Forums › Ask ACCA Tutor Forums › Ask the Tutor ACCA AFM Exams › Reflator Inc
- This topic has 5 replies, 2 voices, and was last updated 6 years ago by John Moffat.
- AuthorPosts
- March 6, 2018 at 10:56 am #440576
Hi sir,
Good day.
Regarding this question from dec 05.
The 9% loan for 300000 is payable as equal payments for 6 years.
In the answer they have divided the total loan amount with the annutiy factor for 4 years @ 9%
ie, 300000/4.486
I dnt get the idea behind it. Y divide with the annuity factor?
March 6, 2018 at 12:25 pm #440621Always, however the principal is repaid and however the interest is paid, the present value of the repayments and interest when discounted at the rate of interest will equal the amount of the loan.

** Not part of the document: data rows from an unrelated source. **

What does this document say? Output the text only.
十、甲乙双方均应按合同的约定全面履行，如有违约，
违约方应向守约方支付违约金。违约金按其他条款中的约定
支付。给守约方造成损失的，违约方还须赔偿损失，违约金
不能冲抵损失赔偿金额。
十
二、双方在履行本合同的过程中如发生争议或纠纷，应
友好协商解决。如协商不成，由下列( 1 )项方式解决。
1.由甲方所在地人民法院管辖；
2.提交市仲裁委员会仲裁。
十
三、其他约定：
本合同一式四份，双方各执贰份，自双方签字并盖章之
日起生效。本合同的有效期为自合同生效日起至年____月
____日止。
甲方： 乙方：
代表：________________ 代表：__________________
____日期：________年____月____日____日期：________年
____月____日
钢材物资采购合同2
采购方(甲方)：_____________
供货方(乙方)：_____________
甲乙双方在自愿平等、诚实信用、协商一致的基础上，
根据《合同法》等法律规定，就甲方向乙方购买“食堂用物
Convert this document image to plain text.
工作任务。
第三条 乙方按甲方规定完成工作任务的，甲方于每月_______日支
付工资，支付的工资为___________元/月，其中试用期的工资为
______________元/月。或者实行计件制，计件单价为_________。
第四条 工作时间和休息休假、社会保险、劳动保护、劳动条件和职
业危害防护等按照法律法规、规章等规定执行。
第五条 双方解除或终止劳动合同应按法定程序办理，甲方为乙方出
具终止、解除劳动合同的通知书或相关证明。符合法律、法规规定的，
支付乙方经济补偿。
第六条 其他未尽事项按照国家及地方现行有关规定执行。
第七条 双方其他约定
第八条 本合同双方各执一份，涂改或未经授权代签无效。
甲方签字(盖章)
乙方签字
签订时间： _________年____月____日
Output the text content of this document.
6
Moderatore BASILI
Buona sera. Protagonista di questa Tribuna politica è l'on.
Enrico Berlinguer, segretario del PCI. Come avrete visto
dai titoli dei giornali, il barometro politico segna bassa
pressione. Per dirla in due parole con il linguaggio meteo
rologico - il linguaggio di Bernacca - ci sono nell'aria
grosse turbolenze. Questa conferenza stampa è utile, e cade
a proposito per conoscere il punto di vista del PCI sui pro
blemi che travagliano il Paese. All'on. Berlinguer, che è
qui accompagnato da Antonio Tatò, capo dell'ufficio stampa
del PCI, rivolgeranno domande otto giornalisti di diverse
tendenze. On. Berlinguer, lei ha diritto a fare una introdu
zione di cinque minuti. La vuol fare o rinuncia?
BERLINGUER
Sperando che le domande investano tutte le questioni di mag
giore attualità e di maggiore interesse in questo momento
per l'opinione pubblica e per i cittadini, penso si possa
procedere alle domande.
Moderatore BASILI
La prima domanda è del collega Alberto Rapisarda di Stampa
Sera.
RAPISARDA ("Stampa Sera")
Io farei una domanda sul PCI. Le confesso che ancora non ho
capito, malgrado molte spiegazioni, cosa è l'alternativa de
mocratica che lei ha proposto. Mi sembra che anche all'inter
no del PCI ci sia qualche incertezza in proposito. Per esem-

(Think about it – the only reason we end up paying more than we borrowed is because of the interest, so if we discount at that interest rate it accounts for the interest and will always be the amount borrowed.)
Here, the repayments are an equal amount each year (and include both principal and interest). To get the PV you would therefore multiply by the 6 year annuity factor. Since the PV is the amount borrowed, the payments must be the amount borrowed divided by the annuity factor.
(The answer has correctly used the 6 year annuity factor. I assume when you wrote 4 years it was just a typing mistake 🙂 )
March 6, 2018 at 2:53 pm #440659Thank you so much sir
Ya 4 was a typing mistake 🙂
So the outline is that for equal anual payments we divide by annuity factor and for equal annual reciepts we multiply by the annuity factor. Yes?
March 6, 2018 at 3:40 pm #440679No. If you know the PV and want the equal annual amount, then you divide by the annuity factor.
If you know the equal annual amount and want to know the PV, then you multiply by the annuity factor.
It is the same whether looking at receipts or payments.
March 6, 2018 at 3:44 pm #440683Ahhh. Ok sir. Thank you soo much 🙂
March 6, 2018 at 3:49 pm #440687You are welcome 🙂
- AuthorPosts
- The topic ‘Reflator Inc’ is closed to new replies.